Again, in summary, it is possible that authenteō does mean something akin to “seize authority,” although it may also merely mean “have authority.” Most early translations appear to have taken it to mean “have authority,” as did the church Fathers. Either way, the definition of authenteō does not change the Bible’s theology of complementarianism, nor do conjectures about the ancient city of Ephesus.

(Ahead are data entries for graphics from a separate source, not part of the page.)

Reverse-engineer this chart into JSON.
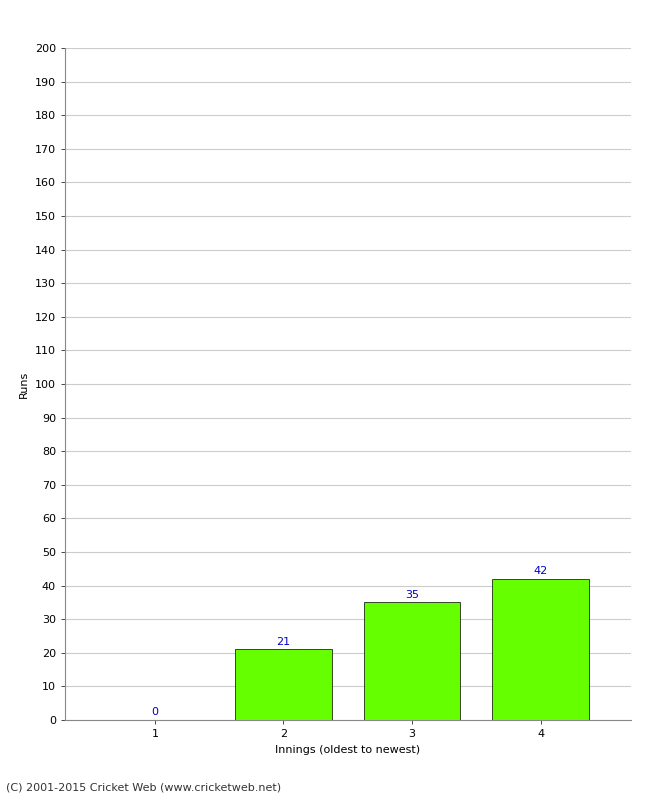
{
  "categories": [
    1,
    2,
    3,
    4
  ],
  "values": [
    0,
    21,
    35,
    42
  ],
  "bar_color": "#66ff00",
  "bar_edge_color": "#000000",
  "value_label_color": "#0000cc",
  "value_label_fontsize": 8,
  "ylabel": "Runs",
  "xlabel": "Innings (oldest to newest)",
  "ylim": [
    0,
    200
  ],
  "yticks": [
    0,
    10,
    20,
    30,
    40,
    50,
    60,
    70,
    80,
    90,
    100,
    110,
    120,
    130,
    140,
    150,
    160,
    170,
    180,
    190,
    200
  ],
  "grid_color": "#cccccc",
  "background_color": "#ffffff",
  "footer": "(C) 2001-2015 Cricket Web (www.cricketweb.net)",
  "footer_fontsize": 8,
  "bar_width": 0.75
}
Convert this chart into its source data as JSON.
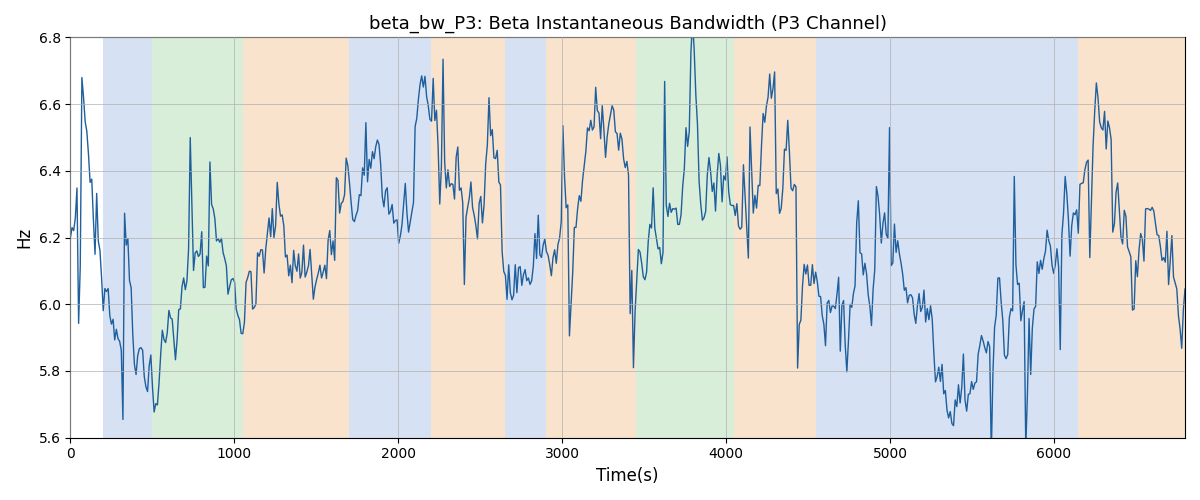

Rather than endlessly seeking ways to escape what the Bible says about men and women, wouldn’t we be better served learning how to obey the scriptures in love, respect, and faithfulness?
[1] Mike Winger, “Women in Ministry,” https://biblethinker.org/women-in-ministry/.
[2] Andrew Bartlett and Terran Williams, “Why Mike Winger Is Wrong About Authenteō in 1 Timothy 2:12—and Why It Matters,” February 12, 2024, https://bethallisonbarr.substack.com/p/why-mike-winger-is-wrong-about-authenteo.
[3] Scott McKnight, “Responding to Mike Winger,” December 20, 2023, https://scotmcknight.substack.com/p/responding-to-mike-winger.
[4] Terran Williams, “Why Mike Winger Is Wrong About Authenteō in 1 Timothy 2:12—and Why It Matters,” https://terranwilliams.com/why-mike-winger-is-wrong-about-authenteo-in-1-timothy-212-and-why-it-matters-2/.
[5] Andrew Bartlett and Terran Williams, “Why Mike Winger Is Wrong About Authenteō in 1 Timothy 2:12—and Why It Matters,” February, 2024, https://terranwilliams.com/wp-content/uploads/2024/02/Pt-12-AUTHENTEO-IN-1-TIMOTHY-2-summary04.pdf.
[6] Renee Sproles, Male & Female: A Biblical Look at Gender (Renew, 2023) and Renee Sproles and Bobby Harrington, “On Gender and the Bible: A Summary Pt 12.”
[7] In Women in the Church: An Interpretation and Application of 1 Timothy 2:9-15, 3rd Edition, edited by Andres Kostenberger and Thomas Schreiner (Crossway, 2016).
[8] Steven M. Baugh, “The Apostle Among the Amazons,” Westminster Theological Journal (1994): 153-71.